1Universitätsklinikum Schleswig-Holstein Klinik für Rhythmologie Lübeck, Deutschland; 2IRCCS Cardiologico Monzino Department of Cardiology Milano, Italien; 3Medical School / Regiomed GmbH Coburg, Deutschland; 4Universitätsklinikum Münster Klinik für Kardiologie II - Rhythmologie Münster, Deutschland; 5LANS Cardio Hamburg Kardiologie Hamburg, Deutschland; 6Asklepios Klinik St. Georg Kardiologie & internistische Intensivmedizin Hamburg, Deutschland; 7Universitätsklinikum Heidelberg Klinik für Innere Med. III, Kardiologie, Angiologie u. Pneumologie Heidelberg, Deutschland; 8Universitätsklinikum Mannheim I. Medizinische Klinik Mannheim, Deutschland; 9Evangelisches Krankenhaus Düsseldorf Klinik für Kardiologie Düsseldorf, Deutschland; 10IHF GmbH Ludwigshafen am Rhein, Deutschland; 11IHF GmbH Statistik Ludwigshafen am Rhein, Deutschland; 12Stiftung Institut für Herzinfarktforschung Ludwigshafen am Rhein, Deutschland
Purpose: To determine the impact of gender on the ICD implantation and outcome.

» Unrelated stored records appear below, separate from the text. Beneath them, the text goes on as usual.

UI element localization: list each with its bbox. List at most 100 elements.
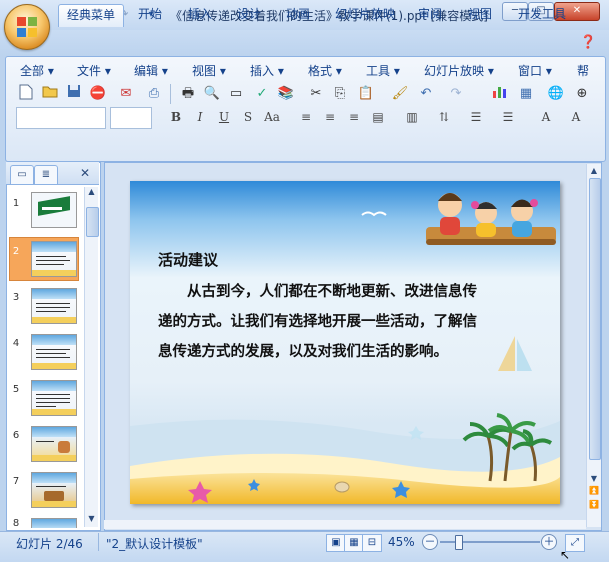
ribbon-tabs: [0, 30, 609, 56]
research-icon[interactable]: 📚: [276, 84, 296, 104]
slide-thumbnail[interactable]: 3: [8, 286, 84, 324]
menu-window[interactable]: 窗口 ▾: [518, 62, 552, 79]
slide-canvas[interactable]: 活动建议 从古到今，人们都在不断地更新、改进信息传 递的方式。让我们有选择地开展…: [130, 181, 560, 504]
save-icon[interactable]: [64, 84, 84, 104]
close-panel-icon[interactable]: ✕: [80, 166, 90, 180]
insert-picture-icon[interactable]: 🌐: [546, 84, 566, 104]
slide-thumbnail[interactable]: 8: [8, 516, 84, 528]
table-icon[interactable]: ▦: [516, 84, 536, 104]
font-size-select[interactable]: [110, 107, 152, 129]
slide-text-line: 从古到今，人们都在不断地更新、改进信息传: [158, 283, 477, 300]
zoom-out-button[interactable]: －: [422, 534, 438, 550]
slide-thumbnail[interactable]: 7: [8, 470, 84, 508]
slide-number: 7: [12, 476, 20, 487]
slideshow-view-icon[interactable]: ⊟: [362, 534, 382, 552]
menu-help[interactable]: 帮: [577, 62, 589, 79]
shadow-button[interactable]: S: [238, 107, 258, 127]
tab-animations[interactable]: 动画: [278, 4, 318, 26]
undo-icon[interactable]: ↶: [416, 84, 436, 104]
scroll-thumb[interactable]: [86, 207, 99, 237]
toolbar-divider: [170, 84, 171, 104]
menu-tools[interactable]: 工具 ▾: [366, 62, 400, 79]
slide-thumbnail-selected[interactable]: 2: [9, 237, 79, 281]
email-attachment-icon[interactable]: ✉: [116, 84, 136, 104]
slide-thumbnail[interactable]: 6: [8, 424, 84, 462]
align-right-icon[interactable]: ≡: [344, 107, 364, 127]
slide-thumbnail[interactable]: 5: [8, 378, 84, 416]
zoom-level[interactable]: 45%: [388, 535, 415, 549]
underline-button[interactable]: U: [214, 107, 234, 127]
slide-scrollbar[interactable]: ▲ ▼ ⏫ ⏬: [586, 164, 601, 527]
previous-slide-icon[interactable]: ⏫: [589, 486, 599, 496]
slide-view-icon[interactable]: ▭: [226, 84, 246, 104]
scroll-down-icon[interactable]: ▼: [86, 514, 97, 526]
scroll-down-icon[interactable]: ▼: [589, 474, 599, 484]
thumbnail-image: [31, 426, 77, 462]
menu-format[interactable]: 格式 ▾: [308, 62, 342, 79]
scroll-up-icon[interactable]: ▲: [86, 187, 97, 199]
menu-view[interactable]: 视图 ▾: [192, 62, 226, 79]
zoom-in-button[interactable]: ＋: [541, 534, 557, 550]
slide-sorter-icon[interactable]: ▦: [344, 534, 364, 552]
thumbnail-image: [31, 334, 77, 370]
menu-file[interactable]: 文件 ▾: [77, 62, 111, 79]
tab-view[interactable]: 视图: [460, 4, 500, 26]
tab-design[interactable]: 设计: [229, 4, 269, 26]
menu-edit[interactable]: 编辑 ▾: [134, 62, 168, 79]
font-color-icon[interactable]: A: [536, 107, 556, 127]
slide-heading[interactable]: 活动建议: [158, 249, 218, 270]
help-icon[interactable]: ❓: [580, 35, 596, 50]
print-preview-icon[interactable]: 🔍: [202, 84, 222, 104]
outline-tab-icon[interactable]: ≣: [34, 165, 58, 185]
scroll-up-icon[interactable]: ▲: [589, 166, 599, 176]
slide-number: 6: [12, 430, 20, 441]
horizontal-scrollbar[interactable]: [104, 520, 586, 529]
next-slide-icon[interactable]: ⏬: [589, 500, 599, 510]
permission-icon[interactable]: ⛔: [88, 84, 108, 104]
copy-icon[interactable]: ⎘: [330, 84, 350, 104]
paste-icon[interactable]: 📋: [356, 84, 376, 104]
slides-tab-icon[interactable]: ▭: [10, 165, 34, 185]
menu-insert[interactable]: 插入 ▾: [250, 62, 284, 79]
align-center-icon[interactable]: ≡: [320, 107, 340, 127]
slide-body-text[interactable]: 从古到今，人们都在不断地更新、改进信息传 递的方式。让我们有选择地开展一些活动，…: [158, 277, 538, 367]
tab-classic-menu[interactable]: 经典菜单: [58, 4, 124, 27]
menu-slideshow[interactable]: 幻灯片放映 ▾: [424, 62, 494, 79]
thumbnail-image: [31, 288, 77, 324]
scroll-thumb[interactable]: [589, 178, 601, 460]
print-icon[interactable]: 🖶: [178, 84, 198, 104]
thumbnails-scrollbar[interactable]: ▲ ▼: [84, 187, 99, 527]
align-left-icon[interactable]: ≡: [296, 107, 316, 127]
tab-review[interactable]: 审阅: [410, 4, 450, 26]
mouse-cursor-icon: ↖: [560, 548, 571, 562]
publish-icon[interactable]: ⎙: [144, 84, 164, 104]
redo-icon[interactable]: ↷: [446, 84, 466, 104]
open-folder-icon[interactable]: [40, 84, 60, 104]
justify-icon[interactable]: ▤: [368, 107, 388, 127]
office-button[interactable]: [4, 4, 50, 50]
normal-view-icon[interactable]: ▣: [326, 534, 346, 552]
columns-icon[interactable]: ▥: [402, 107, 422, 127]
chart-icon[interactable]: [490, 84, 510, 104]
tab-insert[interactable]: 插入: [180, 4, 220, 26]
menu-all[interactable]: 全部 ▾: [20, 62, 54, 79]
format-painter-icon[interactable]: 🖌: [390, 84, 410, 104]
tab-home[interactable]: 开始: [130, 4, 170, 26]
zoom-slider-thumb[interactable]: [455, 535, 463, 550]
zoom-icon[interactable]: ⊕: [572, 84, 592, 104]
increase-font-icon[interactable]: A: [566, 107, 586, 127]
slide-thumbnail[interactable]: 1: [8, 190, 84, 228]
bullets-icon[interactable]: ☰: [498, 107, 518, 127]
numbering-icon[interactable]: ☰: [466, 107, 486, 127]
bold-button[interactable]: B: [166, 107, 186, 127]
tab-slideshow[interactable]: 幻灯片放映: [330, 4, 400, 26]
change-case-button[interactable]: Aa: [262, 107, 282, 127]
italic-button[interactable]: I: [190, 107, 210, 127]
spelling-icon[interactable]: ✓: [252, 84, 272, 104]
new-document-icon[interactable]: [16, 84, 36, 104]
tab-developer[interactable]: 开发工具: [510, 4, 574, 26]
cut-icon[interactable]: ✂: [306, 84, 326, 104]
slide-thumbnail[interactable]: 4: [8, 332, 84, 370]
text-direction-icon[interactable]: ⇅: [434, 107, 454, 127]
font-name-select[interactable]: [16, 107, 106, 129]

Methods: The German DEVICE registry is a prospective, nationwide database of ICD and CRT devices implantation and revisions. Between March 2007 and February 2014, 3794 patients undergoing a single or dual chamber ICD implantation and revisions were prospectively included in 44 centres and monitored for a median of 17 months. Herein we conducted the gender-based analysis of the ICD recipients.

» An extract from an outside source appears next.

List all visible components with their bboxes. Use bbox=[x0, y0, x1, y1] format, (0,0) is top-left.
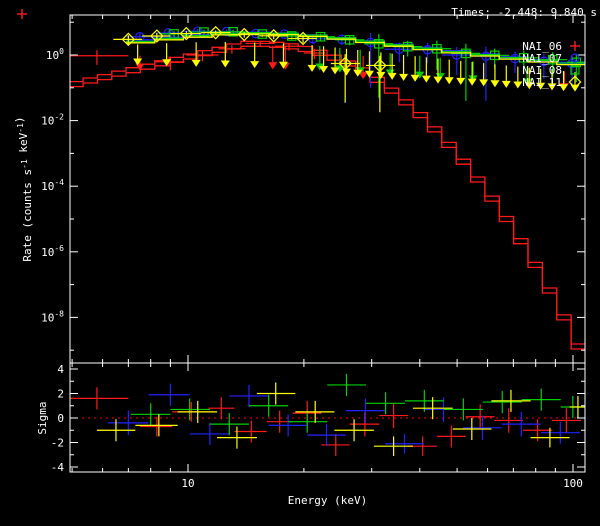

Results: A total of 688 (18.1%) women (mean age 62.5 ± 16.0, median BMI 26.7) and 3106 men (mean age 64.6 ± 12.9, median BMI 26.8) were included in this registry. Significantly less women had coronary artery disease (p<0.001), while more women had hypertrophic cardiomyopathy (p=0.024) and primary electrical heart disease (p<0.001), mainly because of a higher incidence of long QT syndrome and arrhythmogenic right ventricular cardiomyopathy in this population. There was a trend towards a higher rate dual chamber ICDs in the female population (31.7% vs. 28.1%; p=0.061). Women were less likely to undergo ambulatory interventions (6.4% vs. 9.0%; p=0.026) and had a trend towards higher rate of ICD implantation for secondary prevention (52.3% vs. 48.7%; p=0.086). Females were more likely to have a history of ventricular fibrillation (51.7% vs. 39.4%; p<0.001) and resuscitation (54.7% vs. 46.3%; p=0.006), but less likely to have a history of ventricular tachycardia (33.1% vs. 45.2%; p<0.001). The overall rate of in-hospital complications (5.3% vs. 2.7%; p=0.005) as well as the rate of major periprocedural complications (3.1% vs. 1.3%; p=0.002) was significantly higher in the female population. The higher complication rate was mainly driven by a higher incidence of pneumothorax (1.0% vs. 0.1%; p=0.004) and haemothorax (0.4% vs. 0.0%; p=0.02). The Kaplan-Meier estimated 1-year all-cause mortality was 5.2% for women and 7.1% for men (p=0.073), while the estimated incidence of all-cause mortality or device shocks was significantly lower in the female population (15.1% vs. 19.0%; p=0.02). Women were more likely to undergo resuscitation during follow-up (FU; 1.3% vs. 0.3%; p<0.001) and showed a higher fear of receiving device shocks. The in-hospital minor complications, device revision and mortality were similar between genders. There was no difference in terms of ICD-shocks, syncope, VT-storm and ablation rates during FU. The all- cause, device-related, and other cardiovascular rehospitalisation rates as well as the incidence of non-arrhythmic, non-lethal adverse events during FU were similar between the genders.
Conclusions: In this real-life patient cohort only a minority of patients was females. Female patients had a higher risk of major periprocedural complications and in-hospital complications and a trend towards a lower all-cause mortality during FU.